Dua Belas

8.2K 336 9
                                    

Sore itu Deo menepati kata-katanya untuk menjemput Navasha, bahkan langsung ke ruangan kerja gadis itu. Laki-laki itu seperti tahu kapan waktu kerja Navasha berakhir, sehingga ia datang tepat waktu. Tidak memberi kesempatan mantan kekasihnya itu untuk kabur. Hal itu tentu saja membuat Navasha menggeram kesal. Hidupnya tidak pernah tenang sejak Deo muncul kembali.

"Mbak, dia siapa, sih?" bisik Runi heran ketika melihat Deo setia menunggu Navasha yang sedang merapikan barang-barangnya di depan poli gigi.

"Teman gue," jawab Navasha singkat. Malas menjelaskan bahwa laki-laki itu adalah mantan kekasihnya karena Runi akan bertanya sangat banyak setelah itu

"Teman kok rajin banget ngunjungin Mbak? Mana pas banget sama jam pulang lagi. Itu yang kemarin bawa anak kan, Mbak?" tanya Runi memastikan bahwa ia tidak salah ingat.

"Hust, jangan rumpi lo. Ntar kedengeran sama pegawai lain jadi berabe. Kena gosip lagi deh gue. Udah sana lo pulang. Mau jadi penunggu nih ruangan?" usir Navasha agak kesal. Ia tidak ingin ada gosip lagi tentang dirinya di rumah sakit ini. Gosip ia dengan Emil saja sudah sangat memusingkan baginya, jangan ditambah lagi.

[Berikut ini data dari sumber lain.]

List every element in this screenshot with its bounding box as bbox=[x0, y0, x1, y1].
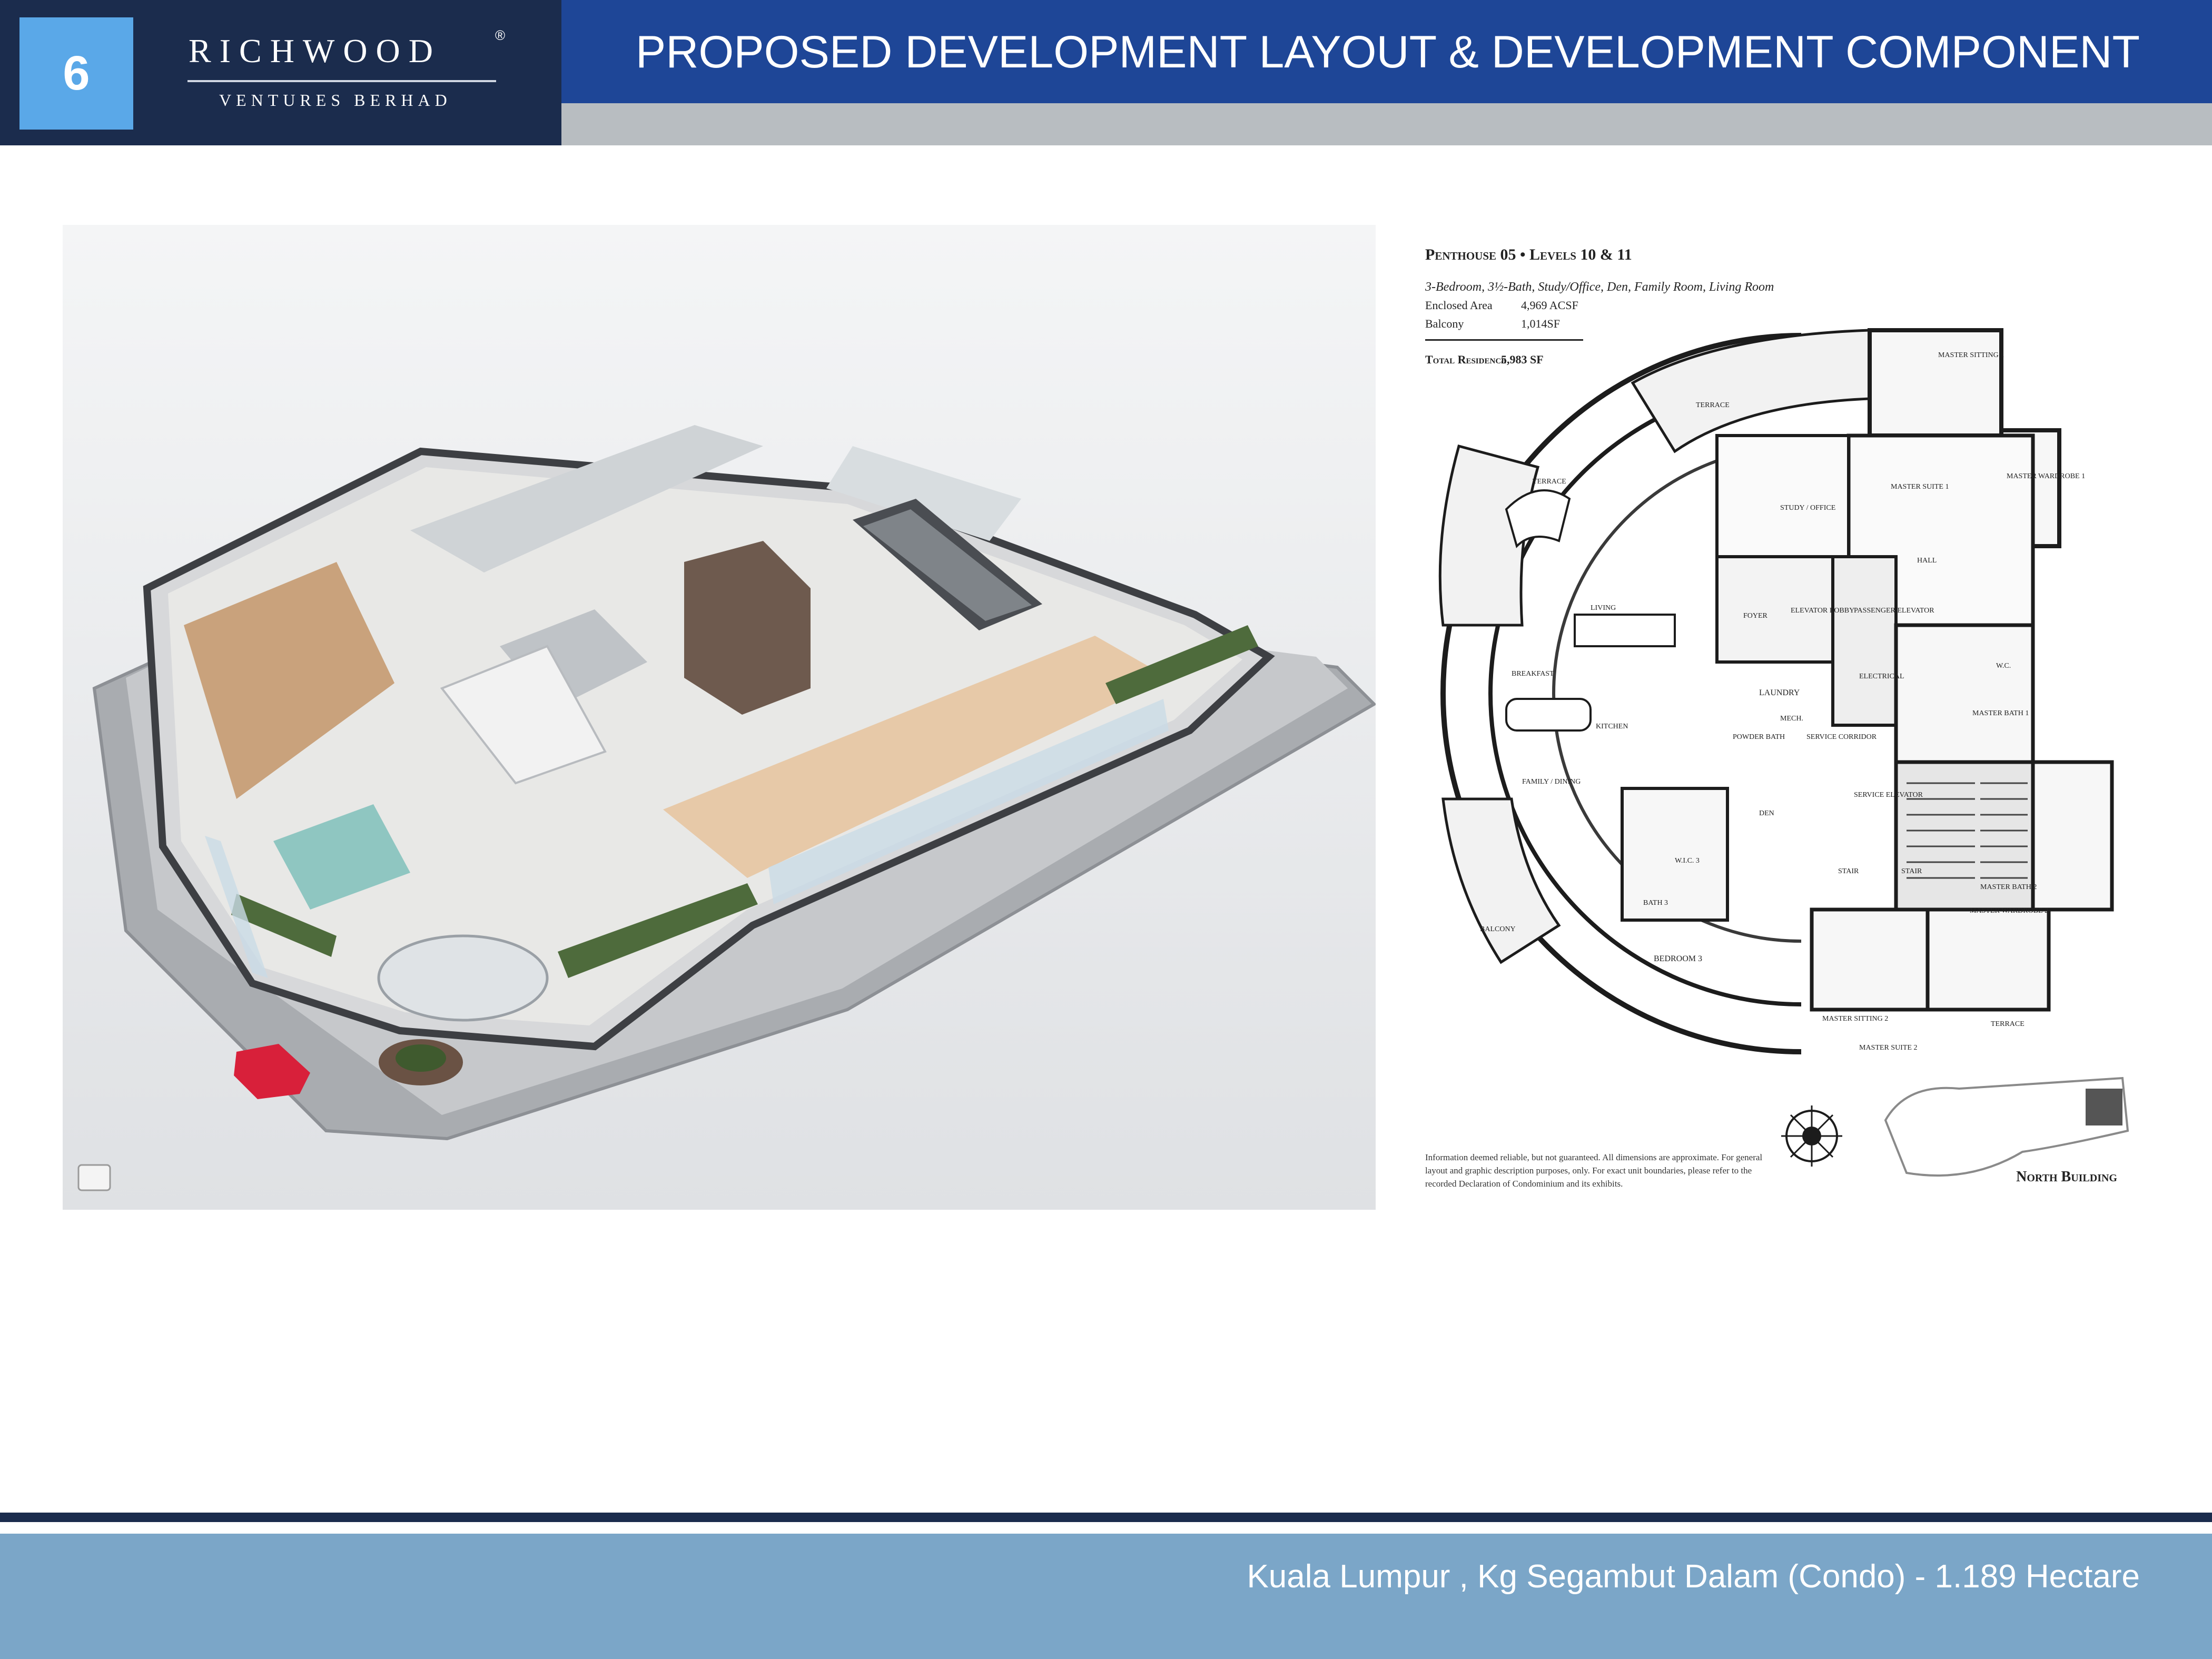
room-label: BREAKFAST bbox=[1512, 670, 1554, 678]
registered-mark-icon: ® bbox=[495, 27, 506, 43]
balcony-value: 1,014SF bbox=[1521, 317, 1560, 330]
brand-name: RICHWOOD bbox=[189, 32, 441, 70]
room-label: W.I.C. 3 bbox=[1675, 857, 1700, 865]
room-label: MASTER WARDROBE 1 bbox=[2007, 472, 2086, 480]
room-label: HALL bbox=[1917, 557, 1937, 565]
plan-subtitle: 3-Bedroom, 3½-Bath, Study/Office, Den, F… bbox=[1425, 280, 1774, 294]
room-label: ELECTRICAL bbox=[1859, 673, 1904, 680]
brand-divider bbox=[187, 80, 496, 82]
room-label: TERRACE bbox=[1991, 1020, 2025, 1028]
room-label: LAUNDRY bbox=[1759, 688, 1800, 697]
building-label: North Building bbox=[2016, 1169, 2117, 1185]
room-label: MASTER WARDROBE 2 bbox=[1970, 907, 2049, 915]
room-label: STAIR bbox=[1838, 867, 1859, 875]
footer-band: Kuala Lumpur , Kg Segambut Dalam (Condo)… bbox=[0, 1534, 2212, 1659]
room-label: PASSENGER ELEVATOR bbox=[1854, 607, 1934, 615]
room-label: MASTER SUITE 1 bbox=[1891, 483, 1949, 491]
room-label: MASTER SITTING 1 bbox=[1938, 351, 2004, 359]
enclosed-area-value: 4,969 ACSF bbox=[1521, 299, 1578, 312]
room-label: SERVICE CORRIDOR bbox=[1806, 733, 1877, 741]
room-label: POWDER BATH bbox=[1733, 733, 1785, 741]
room-label: SERVICE ELEVATOR bbox=[1854, 791, 1923, 799]
room-label: KITCHEN bbox=[1596, 723, 1628, 730]
room-label: TERRACE bbox=[1533, 478, 1566, 486]
logo-block: 6 RICHWOOD ® VENTURES BERHAD bbox=[0, 0, 561, 145]
penthouse-floor-plan: Penthouse 05 • Levels 10 & 11 3-Bedroom,… bbox=[1401, 225, 2149, 1210]
page-number-badge: 6 bbox=[19, 17, 133, 130]
room-label: ELEVATOR LOBBY bbox=[1791, 607, 1855, 615]
room-label: STAIR bbox=[1901, 867, 1922, 875]
plan-disclaimer: Information deemed reliable, but not gua… bbox=[1425, 1152, 1763, 1189]
room-label: MASTER BATH 2 bbox=[1980, 883, 2037, 891]
total-residence-value: 5,983 SF bbox=[1501, 353, 1544, 366]
header-band: PROPOSED DEVELOPMENT LAYOUT & DEVELOPMEN… bbox=[561, 0, 2212, 103]
room-label: DEN bbox=[1759, 809, 1774, 817]
balcony-label: Balcony bbox=[1425, 317, 1464, 330]
footer-rule bbox=[0, 1513, 2212, 1522]
room-label: TERRACE bbox=[1696, 401, 1730, 409]
room-label: BALCONY bbox=[1480, 925, 1516, 933]
brand-subtitle: VENTURES BERHAD bbox=[219, 91, 452, 110]
room-label: STUDY / OFFICE bbox=[1780, 504, 1836, 512]
header-grey-strip bbox=[561, 103, 2212, 145]
spec-divider bbox=[1425, 339, 1583, 341]
page-title: PROPOSED DEVELOPMENT LAYOUT & DEVELOPMEN… bbox=[635, 27, 2140, 77]
total-residence-label: Total Residence bbox=[1425, 353, 1507, 366]
room-label: MECH. bbox=[1780, 715, 1803, 723]
room-label: W.C. bbox=[1996, 662, 2011, 670]
room-label: FAMILY / DINING bbox=[1522, 778, 1581, 786]
room-label: LIVING bbox=[1591, 604, 1616, 612]
retail-floor-render-image bbox=[63, 225, 1376, 1210]
room-label: FOYER bbox=[1743, 612, 1767, 620]
room-label: MASTER BATH 1 bbox=[1972, 709, 2029, 717]
footer-location: Kuala Lumpur , Kg Segambut Dalam (Condo)… bbox=[1247, 1558, 2140, 1595]
room-label: BEDROOM 3 bbox=[1654, 954, 1703, 963]
room-label: MASTER SITTING 2 bbox=[1822, 1015, 1889, 1023]
plan-title: Penthouse 05 • Levels 10 & 11 bbox=[1425, 246, 1632, 263]
room-label: BATH 3 bbox=[1643, 899, 1668, 907]
enclosed-area-label: Enclosed Area bbox=[1425, 299, 1493, 312]
room-label: MASTER SUITE 2 bbox=[1859, 1044, 1918, 1052]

"Ya udah, gue duluan. Hati-hati pulangnya, Mbak," pamit Runi seraya memakai kardigannya. Navasha melambai sesaat lalu melanjutkan kembali merapikan barang-barangnya.

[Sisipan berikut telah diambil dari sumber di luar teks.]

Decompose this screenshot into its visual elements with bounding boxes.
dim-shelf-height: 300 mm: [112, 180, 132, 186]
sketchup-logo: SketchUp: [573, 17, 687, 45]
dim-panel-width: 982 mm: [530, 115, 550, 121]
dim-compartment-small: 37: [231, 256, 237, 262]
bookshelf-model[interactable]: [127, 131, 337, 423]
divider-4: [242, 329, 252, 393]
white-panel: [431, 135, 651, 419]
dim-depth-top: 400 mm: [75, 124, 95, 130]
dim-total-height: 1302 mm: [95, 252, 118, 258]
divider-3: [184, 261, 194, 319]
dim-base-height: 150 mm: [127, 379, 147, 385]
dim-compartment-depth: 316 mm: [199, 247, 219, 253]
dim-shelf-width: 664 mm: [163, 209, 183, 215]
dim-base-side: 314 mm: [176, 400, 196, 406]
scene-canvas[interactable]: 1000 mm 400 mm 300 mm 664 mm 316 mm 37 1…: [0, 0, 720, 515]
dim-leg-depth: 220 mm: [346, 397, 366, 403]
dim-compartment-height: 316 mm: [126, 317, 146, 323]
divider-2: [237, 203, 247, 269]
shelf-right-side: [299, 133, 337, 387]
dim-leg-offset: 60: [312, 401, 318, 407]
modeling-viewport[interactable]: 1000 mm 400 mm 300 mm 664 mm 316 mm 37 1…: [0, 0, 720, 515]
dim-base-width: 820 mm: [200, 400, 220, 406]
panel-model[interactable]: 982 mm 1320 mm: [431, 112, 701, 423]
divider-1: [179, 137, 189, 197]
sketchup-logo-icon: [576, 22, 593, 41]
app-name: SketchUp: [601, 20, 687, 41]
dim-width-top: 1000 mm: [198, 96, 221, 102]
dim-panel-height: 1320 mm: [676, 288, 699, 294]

"Teman kamu kok duluan pulang?" Navasha dikejutkan oleh suara Deo yang tiba-tiba masuk ruangannya. Ia mengerang kesal.

"Kamu bisa nggak, sih, ngetuk pintu dulu? Bikin kaget aja," omel Navasha. Gadis itu memang paling benci dikagetkan, sengaja ataupun tidak.

"Ya maaf." Deo menggaruk belakang kepalanya yang tidak gatal dengan sedikit cengiran. "Aku cuma mau mastiin kamu aja."

Navasha memutar matanya kesal. Sepertinya sifat mantan kekasihnya ini belum juga berubah. Apa yang ia inginkan dan rencanakan, harus berjalan sebagaimana mestinya.

"Ngapain sih kamu pake acara jemput aku segala? Aku bisa pulang sendiri. Nggak usah repot-repot. Aku nggak mau ada hutang budi ke kamu," ketus Navasha.

"Aku nggak ngerasa repot, kok. Juga nggak mau bikin kamu punya hutang budi. Aku cuma mau bangun semuanya dari awal," kata Deo lembut. "Sama kamu."

"Yo, buat apa, sih, kamu mau balik sama aku? Sebelumnya kita udah punya kehidupan sendiri-sendiri, loh." Senyum miris Deo tercetak begitu mendengar panggilan Navasha padanya. Waktu memang sudah mengubah segalanya. Dulu, tidak pernah Navasha memanggilnya dengan nama begitu saja. Disamping usia Deo yang memang lebih tua daripada Navasha, Deo lebih suka ketika Navasha memanggilnya Abang.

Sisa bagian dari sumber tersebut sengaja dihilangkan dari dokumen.